Bootstrapping Corner Cases: High-Resolution Inpainting for Safety Critical Detect and Avoid for Automated Flying
Jonathan Lyhs, Lars Hinneburg, Michael Fischer, Florian Ölsner, Stefan Milz, Jeremy Tschirner, Patrick Mäder
TL;DR
The paper tackles data scarcity in safety-critical Detect and Avoid for drones by introducing an inpainting-based pipeline to generate high-resolution, labeled images with airborne objects inserted into real backgrounds. It evaluates two object-synthesis approaches—Pix2Pix (cGAN-based) and Stable Diffusion (latent diffusion)—within a unified data-generation workflow, highlighting each method's strengths and limitations.

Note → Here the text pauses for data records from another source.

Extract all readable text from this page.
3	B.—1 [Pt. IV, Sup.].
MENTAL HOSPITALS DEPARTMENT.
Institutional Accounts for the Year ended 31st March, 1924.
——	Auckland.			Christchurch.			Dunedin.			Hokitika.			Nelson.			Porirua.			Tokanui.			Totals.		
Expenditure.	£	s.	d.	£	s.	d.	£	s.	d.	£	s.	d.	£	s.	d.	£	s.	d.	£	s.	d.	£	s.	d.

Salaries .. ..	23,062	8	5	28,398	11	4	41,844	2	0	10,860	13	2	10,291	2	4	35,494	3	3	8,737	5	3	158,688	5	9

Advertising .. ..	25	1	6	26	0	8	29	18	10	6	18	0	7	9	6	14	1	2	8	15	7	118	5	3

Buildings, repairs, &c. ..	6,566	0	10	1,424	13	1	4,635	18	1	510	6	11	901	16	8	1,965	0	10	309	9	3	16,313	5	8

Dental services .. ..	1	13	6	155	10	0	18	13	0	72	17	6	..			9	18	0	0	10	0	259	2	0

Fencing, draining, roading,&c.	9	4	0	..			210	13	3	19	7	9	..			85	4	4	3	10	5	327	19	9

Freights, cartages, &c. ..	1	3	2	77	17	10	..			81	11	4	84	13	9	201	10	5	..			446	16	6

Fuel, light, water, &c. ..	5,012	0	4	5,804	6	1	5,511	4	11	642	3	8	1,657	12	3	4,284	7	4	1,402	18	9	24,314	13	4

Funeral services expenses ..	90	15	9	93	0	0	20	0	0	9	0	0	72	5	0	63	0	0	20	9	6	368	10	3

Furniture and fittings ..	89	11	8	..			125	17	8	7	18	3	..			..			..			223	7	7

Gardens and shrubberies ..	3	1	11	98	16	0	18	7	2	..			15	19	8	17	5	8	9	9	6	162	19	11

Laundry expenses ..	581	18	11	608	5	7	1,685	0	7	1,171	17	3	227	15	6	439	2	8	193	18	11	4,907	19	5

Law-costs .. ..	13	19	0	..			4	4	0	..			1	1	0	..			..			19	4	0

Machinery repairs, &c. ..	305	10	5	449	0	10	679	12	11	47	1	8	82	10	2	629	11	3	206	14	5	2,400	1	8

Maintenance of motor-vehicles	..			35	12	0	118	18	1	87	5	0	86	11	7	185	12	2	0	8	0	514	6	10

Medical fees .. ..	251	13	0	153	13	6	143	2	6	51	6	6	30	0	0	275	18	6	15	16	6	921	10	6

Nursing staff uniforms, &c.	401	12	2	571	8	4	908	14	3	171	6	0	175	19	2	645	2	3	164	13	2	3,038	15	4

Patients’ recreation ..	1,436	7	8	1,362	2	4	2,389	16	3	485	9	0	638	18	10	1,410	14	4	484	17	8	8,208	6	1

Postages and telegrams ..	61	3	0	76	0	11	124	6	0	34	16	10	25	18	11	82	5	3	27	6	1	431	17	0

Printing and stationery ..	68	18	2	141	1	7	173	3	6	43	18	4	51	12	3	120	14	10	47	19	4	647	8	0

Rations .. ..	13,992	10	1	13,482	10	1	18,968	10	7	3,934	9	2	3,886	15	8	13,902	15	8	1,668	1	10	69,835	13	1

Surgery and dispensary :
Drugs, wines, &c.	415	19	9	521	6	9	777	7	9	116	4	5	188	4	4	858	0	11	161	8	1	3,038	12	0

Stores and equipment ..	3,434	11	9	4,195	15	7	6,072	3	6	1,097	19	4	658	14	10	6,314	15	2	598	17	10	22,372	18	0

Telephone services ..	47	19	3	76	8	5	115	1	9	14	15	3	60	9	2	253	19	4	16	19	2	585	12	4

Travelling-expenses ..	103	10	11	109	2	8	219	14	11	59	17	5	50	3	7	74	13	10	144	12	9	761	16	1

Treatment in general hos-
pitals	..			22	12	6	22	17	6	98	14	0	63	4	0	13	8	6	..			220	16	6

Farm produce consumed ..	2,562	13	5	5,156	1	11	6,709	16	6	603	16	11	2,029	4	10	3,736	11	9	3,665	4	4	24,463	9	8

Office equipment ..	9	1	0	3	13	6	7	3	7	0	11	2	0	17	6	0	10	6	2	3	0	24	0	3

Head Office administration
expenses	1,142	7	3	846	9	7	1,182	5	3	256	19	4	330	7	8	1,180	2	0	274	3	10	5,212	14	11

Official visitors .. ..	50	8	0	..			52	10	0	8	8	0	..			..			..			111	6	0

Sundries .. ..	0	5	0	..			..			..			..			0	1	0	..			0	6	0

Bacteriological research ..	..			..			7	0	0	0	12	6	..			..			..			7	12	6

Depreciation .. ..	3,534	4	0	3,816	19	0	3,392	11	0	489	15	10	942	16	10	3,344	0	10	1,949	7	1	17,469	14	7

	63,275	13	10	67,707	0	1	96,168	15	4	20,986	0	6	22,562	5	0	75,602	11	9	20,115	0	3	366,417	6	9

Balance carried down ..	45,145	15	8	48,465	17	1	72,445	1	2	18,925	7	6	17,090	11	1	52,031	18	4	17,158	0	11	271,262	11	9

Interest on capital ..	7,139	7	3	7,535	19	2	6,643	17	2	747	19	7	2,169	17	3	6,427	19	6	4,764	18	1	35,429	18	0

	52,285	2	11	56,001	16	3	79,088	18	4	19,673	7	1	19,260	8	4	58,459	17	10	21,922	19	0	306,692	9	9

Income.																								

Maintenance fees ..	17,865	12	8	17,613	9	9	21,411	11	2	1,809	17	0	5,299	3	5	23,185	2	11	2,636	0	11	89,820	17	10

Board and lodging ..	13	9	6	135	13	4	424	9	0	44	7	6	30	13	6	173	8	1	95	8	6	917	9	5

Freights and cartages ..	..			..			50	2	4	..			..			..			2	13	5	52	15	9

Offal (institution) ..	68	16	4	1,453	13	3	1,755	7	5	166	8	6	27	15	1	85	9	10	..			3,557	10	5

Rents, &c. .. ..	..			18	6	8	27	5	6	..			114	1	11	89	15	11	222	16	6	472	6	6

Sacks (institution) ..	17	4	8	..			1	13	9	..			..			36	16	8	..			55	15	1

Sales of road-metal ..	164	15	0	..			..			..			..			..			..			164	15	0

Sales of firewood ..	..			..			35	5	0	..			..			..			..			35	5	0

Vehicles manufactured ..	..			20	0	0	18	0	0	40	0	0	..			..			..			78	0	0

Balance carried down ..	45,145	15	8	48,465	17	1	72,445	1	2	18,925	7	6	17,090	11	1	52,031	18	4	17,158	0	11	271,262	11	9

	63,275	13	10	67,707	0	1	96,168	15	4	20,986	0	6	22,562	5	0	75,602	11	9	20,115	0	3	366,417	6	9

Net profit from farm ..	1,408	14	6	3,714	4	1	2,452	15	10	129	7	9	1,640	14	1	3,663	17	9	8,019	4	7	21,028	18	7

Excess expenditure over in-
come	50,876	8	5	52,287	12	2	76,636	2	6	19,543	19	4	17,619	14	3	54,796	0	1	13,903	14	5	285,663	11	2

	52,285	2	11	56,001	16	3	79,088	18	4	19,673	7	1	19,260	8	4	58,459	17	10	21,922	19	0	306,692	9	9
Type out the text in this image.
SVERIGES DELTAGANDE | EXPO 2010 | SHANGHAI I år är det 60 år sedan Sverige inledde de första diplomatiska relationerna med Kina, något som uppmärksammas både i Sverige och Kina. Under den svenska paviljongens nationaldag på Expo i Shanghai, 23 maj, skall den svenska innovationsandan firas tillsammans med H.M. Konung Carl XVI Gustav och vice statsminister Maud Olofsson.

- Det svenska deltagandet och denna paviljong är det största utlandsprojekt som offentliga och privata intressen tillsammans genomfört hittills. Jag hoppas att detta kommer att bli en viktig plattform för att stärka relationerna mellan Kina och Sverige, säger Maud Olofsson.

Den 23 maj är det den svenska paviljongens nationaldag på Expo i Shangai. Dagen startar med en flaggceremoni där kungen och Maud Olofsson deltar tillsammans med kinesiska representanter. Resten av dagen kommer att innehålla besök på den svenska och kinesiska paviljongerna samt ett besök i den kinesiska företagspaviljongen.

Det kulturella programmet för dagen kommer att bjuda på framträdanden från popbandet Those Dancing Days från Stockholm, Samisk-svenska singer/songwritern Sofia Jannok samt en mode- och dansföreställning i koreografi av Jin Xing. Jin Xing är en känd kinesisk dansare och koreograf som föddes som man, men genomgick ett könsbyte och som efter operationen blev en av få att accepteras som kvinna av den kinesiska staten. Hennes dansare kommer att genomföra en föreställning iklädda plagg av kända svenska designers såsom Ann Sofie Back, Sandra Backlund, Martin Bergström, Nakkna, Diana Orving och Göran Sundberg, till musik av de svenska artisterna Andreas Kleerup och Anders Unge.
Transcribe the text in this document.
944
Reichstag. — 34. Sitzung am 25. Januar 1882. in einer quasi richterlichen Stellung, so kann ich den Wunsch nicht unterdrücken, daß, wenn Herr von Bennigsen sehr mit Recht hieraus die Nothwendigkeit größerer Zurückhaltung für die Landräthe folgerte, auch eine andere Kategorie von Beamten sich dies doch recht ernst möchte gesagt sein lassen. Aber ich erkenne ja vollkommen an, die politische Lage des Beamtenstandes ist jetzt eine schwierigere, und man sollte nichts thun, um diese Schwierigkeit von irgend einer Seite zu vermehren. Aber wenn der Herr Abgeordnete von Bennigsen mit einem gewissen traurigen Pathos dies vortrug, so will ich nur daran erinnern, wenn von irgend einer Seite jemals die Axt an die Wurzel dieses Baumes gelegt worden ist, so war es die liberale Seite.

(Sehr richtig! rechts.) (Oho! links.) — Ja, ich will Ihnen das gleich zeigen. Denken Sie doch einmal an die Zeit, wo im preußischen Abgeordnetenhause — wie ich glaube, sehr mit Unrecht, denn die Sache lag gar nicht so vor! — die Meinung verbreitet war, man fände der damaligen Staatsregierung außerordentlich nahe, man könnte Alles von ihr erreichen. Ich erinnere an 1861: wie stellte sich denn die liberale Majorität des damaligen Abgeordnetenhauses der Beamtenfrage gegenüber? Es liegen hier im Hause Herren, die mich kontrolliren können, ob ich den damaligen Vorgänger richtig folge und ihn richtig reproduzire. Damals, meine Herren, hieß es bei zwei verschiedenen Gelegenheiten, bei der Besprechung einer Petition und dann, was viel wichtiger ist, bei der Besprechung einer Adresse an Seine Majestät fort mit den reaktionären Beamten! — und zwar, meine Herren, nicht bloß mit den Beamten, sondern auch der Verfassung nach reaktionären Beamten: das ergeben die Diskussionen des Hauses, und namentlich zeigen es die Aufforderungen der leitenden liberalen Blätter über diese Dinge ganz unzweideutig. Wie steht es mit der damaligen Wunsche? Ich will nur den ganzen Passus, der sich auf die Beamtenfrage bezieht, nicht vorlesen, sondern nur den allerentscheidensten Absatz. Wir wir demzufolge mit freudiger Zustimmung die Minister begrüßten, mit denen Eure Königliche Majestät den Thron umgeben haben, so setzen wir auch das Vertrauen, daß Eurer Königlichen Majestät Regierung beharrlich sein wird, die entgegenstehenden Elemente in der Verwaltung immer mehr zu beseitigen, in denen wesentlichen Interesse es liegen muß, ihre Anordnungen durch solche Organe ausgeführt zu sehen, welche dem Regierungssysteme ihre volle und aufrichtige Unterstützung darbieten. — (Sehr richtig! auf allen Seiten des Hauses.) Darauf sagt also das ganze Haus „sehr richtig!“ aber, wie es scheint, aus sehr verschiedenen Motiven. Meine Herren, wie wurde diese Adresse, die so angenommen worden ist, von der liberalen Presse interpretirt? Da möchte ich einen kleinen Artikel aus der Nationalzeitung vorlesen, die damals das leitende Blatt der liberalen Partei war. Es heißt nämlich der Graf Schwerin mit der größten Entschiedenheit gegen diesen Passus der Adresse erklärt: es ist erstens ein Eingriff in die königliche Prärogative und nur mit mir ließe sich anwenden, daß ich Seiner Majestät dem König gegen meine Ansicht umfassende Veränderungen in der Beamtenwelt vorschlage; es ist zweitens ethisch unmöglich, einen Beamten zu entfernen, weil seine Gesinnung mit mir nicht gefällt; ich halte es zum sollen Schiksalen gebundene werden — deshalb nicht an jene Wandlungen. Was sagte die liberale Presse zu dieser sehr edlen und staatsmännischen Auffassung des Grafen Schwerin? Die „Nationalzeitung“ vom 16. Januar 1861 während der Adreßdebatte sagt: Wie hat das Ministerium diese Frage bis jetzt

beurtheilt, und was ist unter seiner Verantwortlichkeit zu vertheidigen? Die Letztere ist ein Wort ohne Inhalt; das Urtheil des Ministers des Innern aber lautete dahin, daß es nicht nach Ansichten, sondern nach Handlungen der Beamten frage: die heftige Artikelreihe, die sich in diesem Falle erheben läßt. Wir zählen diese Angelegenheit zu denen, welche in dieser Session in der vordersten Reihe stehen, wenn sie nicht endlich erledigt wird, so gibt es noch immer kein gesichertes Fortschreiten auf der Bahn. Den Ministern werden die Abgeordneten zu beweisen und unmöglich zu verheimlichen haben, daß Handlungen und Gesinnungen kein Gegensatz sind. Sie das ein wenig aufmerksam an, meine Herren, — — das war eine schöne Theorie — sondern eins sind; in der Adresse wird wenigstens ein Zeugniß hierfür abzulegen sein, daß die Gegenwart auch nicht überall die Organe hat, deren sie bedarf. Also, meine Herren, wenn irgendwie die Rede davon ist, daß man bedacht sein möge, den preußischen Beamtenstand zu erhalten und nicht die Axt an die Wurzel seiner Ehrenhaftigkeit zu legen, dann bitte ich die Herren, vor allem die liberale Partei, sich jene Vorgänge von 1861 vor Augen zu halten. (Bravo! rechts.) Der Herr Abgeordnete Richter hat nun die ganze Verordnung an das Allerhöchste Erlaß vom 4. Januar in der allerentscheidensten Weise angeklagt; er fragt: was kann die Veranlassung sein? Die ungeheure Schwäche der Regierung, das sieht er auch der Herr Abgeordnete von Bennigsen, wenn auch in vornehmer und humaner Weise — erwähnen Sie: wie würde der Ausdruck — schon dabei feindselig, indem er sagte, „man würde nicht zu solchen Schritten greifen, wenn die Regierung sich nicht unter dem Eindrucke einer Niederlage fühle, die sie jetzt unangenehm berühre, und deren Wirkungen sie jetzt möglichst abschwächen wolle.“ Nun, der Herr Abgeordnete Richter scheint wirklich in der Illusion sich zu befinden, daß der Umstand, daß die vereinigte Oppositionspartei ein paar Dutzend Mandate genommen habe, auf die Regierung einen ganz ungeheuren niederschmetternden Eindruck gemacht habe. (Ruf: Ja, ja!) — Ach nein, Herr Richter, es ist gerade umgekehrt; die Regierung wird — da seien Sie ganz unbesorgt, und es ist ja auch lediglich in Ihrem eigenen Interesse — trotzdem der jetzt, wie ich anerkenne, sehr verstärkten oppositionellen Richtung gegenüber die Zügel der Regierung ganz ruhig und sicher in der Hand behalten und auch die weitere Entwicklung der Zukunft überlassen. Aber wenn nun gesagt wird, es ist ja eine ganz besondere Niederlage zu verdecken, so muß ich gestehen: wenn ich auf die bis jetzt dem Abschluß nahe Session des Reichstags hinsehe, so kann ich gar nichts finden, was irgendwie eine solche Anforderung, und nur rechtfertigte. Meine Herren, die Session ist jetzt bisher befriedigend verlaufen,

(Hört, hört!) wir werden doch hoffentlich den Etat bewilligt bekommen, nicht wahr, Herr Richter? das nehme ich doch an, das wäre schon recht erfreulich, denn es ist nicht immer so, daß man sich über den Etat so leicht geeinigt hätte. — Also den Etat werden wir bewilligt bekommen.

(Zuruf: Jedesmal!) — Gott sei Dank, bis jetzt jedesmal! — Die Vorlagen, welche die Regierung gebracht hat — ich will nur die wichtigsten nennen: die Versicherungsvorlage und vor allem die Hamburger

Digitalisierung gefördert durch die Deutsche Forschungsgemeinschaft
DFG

Pix2Pix provides accurate ground-truth bounding boxes with faster, more predictable labeling, while diffusion offers higher visual realism but yields coarser ground-truth boxes that require adaptation. The study demonstrates feasibility on consumer hardware to produce large synthetic datasets and reveals a substantial domain gap when translating models trained on real data to synthetic data, motivating future fine-tuning and pre-training to improve detector robustness and generalization.
Abstract
Modern machine learning techniques have shown tremendous potential, especially for object detection on camera images. For this reason, they are also used to enable safety-critical automated processes such as autonomous drone flights. We present a study on object detection for Detect and Avoid, a safety critical function for drones that detects air traffic during automated flights for safety reasons. An ill-posed problem is the generation of good and especially large data sets, since detection itself is the corner case. Most models suffer from limited ground truth in raw data, \eg recorded air traffic or frontal flight with a small aircraft. It often leads to poor and critical detection rates. We overcome this problem by using inpainting methods to bootstrap the dataset such that it explicitly contains the corner cases of the raw data. We provide an overview of inpainting methods and generative models and present an example pipeline given a small annotated dataset. We validate our method by generating a high-resolution dataset, which we make publicly available and present it to an independent object detector that was fully trained on real data.